You would like to save the screen as a disk file when you press Alt-Help,
instead of printing a hardcopy...
You're trying to do some fancy printout, but your word processor doesn't
print what you think you told it to. You would like to be able to see
exactly what control characters were sent to the printer...
You want to print on a remote printer, send a document e-mail, or input it
to another program, but your word processor (or whatever) will only save
documents in its own wierd format, not as a formatted ASCII file...
You have a printer-driver to print graphics from program X on printer A.
But you would like to use printer B. You have the documentation for both
printers. You could easily write a "post-processor" program that will
replace one set of control chars with another. But first you need a
method of capturing the output for printer A in a file...
It is all possible with the program "BARREL".
When you run BARREL for the first time in a session (from the desktop or
from the auto folder) it installs a RAM buffer plus some resident code.
You enter the desired size of the buffer in units of 12K: a number between
1 and 9. (You need to press '3' (i.e. a 36K buffer) or more if you want
to capture DEGAS format screen dumps.) Then, and every time you run the
(same) program later in the session, you get to choose items from a menu:
Capture printouts in barrel
Immediate hardcopy printouts
Empty barrel - make room for new stuff
Write barrel to a disk file - file the RAM buffer
Read a file into barrel - for background printing
Hardcopy screen dumps
SCODE format screen dumps
DEGAS format screen dumps
Background printing - after Capture or Reading
Foreground printing only - but can resume later
Quit - but leave settings intact
BARREL intercepts all BIOS calls, and when they concern the printer it
redirects them to a RAM buffer. BARREL achieves background printing by
installing a routine in the 200 Hz system timer interrupt (that's plenty
fast enough for text but rather slow when printing graphics). You can
also ask BARREL to read a file into the RAM buffer. That is a faster way
of setting a file up for background printing. The barrel is automatically
emptied whenever background printing catches up with the saved stuff. It
is NOT emptied upon writing to a file, so if you want to do both you
should write the file first.
BARREL also redirects the screen dump vector, enabling capture of the
screen dump in RAM, in either SCODE or DEGAS format. A "screen dump" is
caused by either pressing Alt-Help, or by a program (e.g. N-Vision)
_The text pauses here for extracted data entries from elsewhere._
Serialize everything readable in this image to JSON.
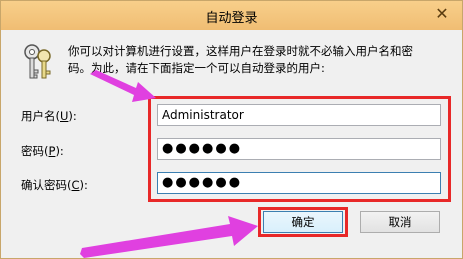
{
  "window": {
    "title": "自动登录"
  },
  "icons": {
    "close": "close-icon",
    "keys": "keys-icon"
  },
  "message": {
    "line1": "你可以对计算机进行设置，这样用户在登录时就不必输入用户名和密",
    "line2": "码。为此，请在下面指定一个可以自动登录的用户:"
  },
  "fields": {
    "username": {
      "label_pre": "用户名(",
      "label_key": "U",
      "label_post": "):",
      "value": "Administrator"
    },
    "password": {
      "label_pre": "密码(",
      "label_key": "P",
      "label_post": "):",
      "value": "●●●●●●"
    },
    "confirm": {
      "label_pre": "确认密码(",
      "label_key": "C",
      "label_post": "):",
      "value": "●●●●●●"
    }
  },
  "buttons": {
    "ok": "确定",
    "cancel": "取消"
  },
  "colors": {
    "highlight": "#e82828",
    "arrow": "#e040e0",
    "titlebar": "#f0bd73"
  }
}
calling the XBIOS screen- dump function. If the screen dump is successful
(i.e. there was enough space available in the barrel) the screen will
'blink' as a confirmation. The captured data may then be saved to disk by
re-running BARREL and pressing 'W'. SCODE is a format that is both
compressed and coded as text, so it is ideal for sending pictures via
electronic mail (no uuencoding necessary). You must use the SDECODE
program to view the picture, print it, or save it in a standard bit-map
form. Note that when using DEGAS format dumps in BARREL, repeated
Alt-Helps overwrite each other, only the last saved screen is still there.
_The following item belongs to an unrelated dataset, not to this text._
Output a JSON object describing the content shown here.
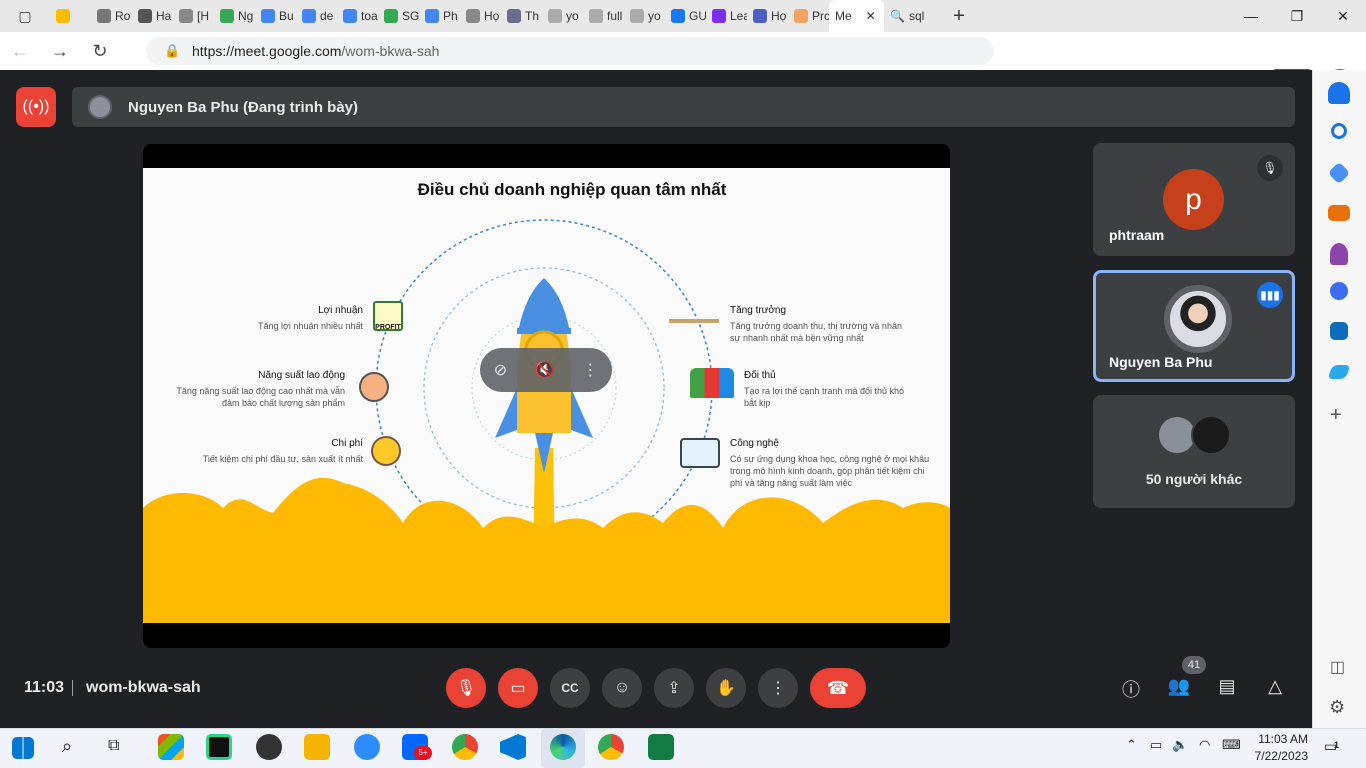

When using SCODE format dumps, they accumulate in the barrel as long
as there is enough space. Individual dumps are separated by a blank
line. After you write the barrel to disk you must use a text editor
to separate the dumps (and remove any other text preceding coded dumps).
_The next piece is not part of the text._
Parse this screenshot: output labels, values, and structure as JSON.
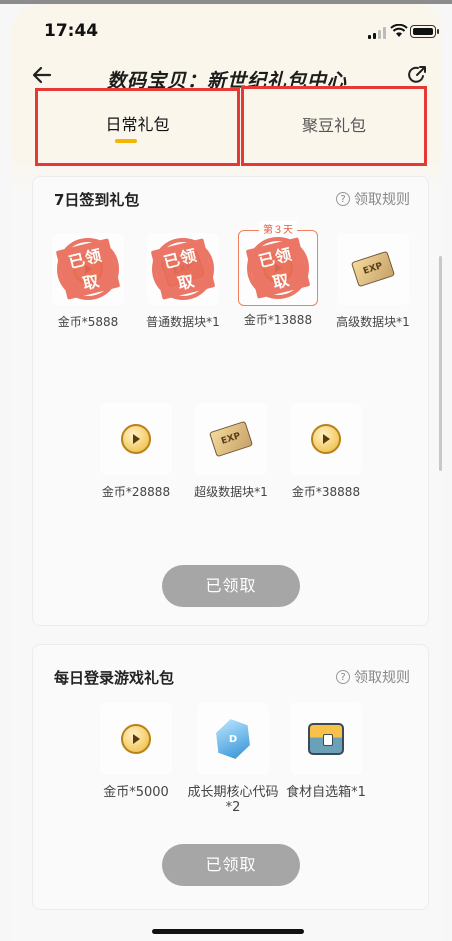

Also note that the format of the saved graphics is NOT printable, while
the normal screen dump does not go through any BIOS calls. Therefore, you
cannot print an Alt-Help screen dump in the background without some extra
software. You CAN spool the output of a program that prints graphics from
a file (e.g. a GEM metafile) as long as the program calls the BIOS
Bconout() function to print each byte.
Asking for "immediate hardcopy printouts" just turns off interception of
printer output. If you want to actually remove BARREL and reclaim the
memory it holds, you have to reboot.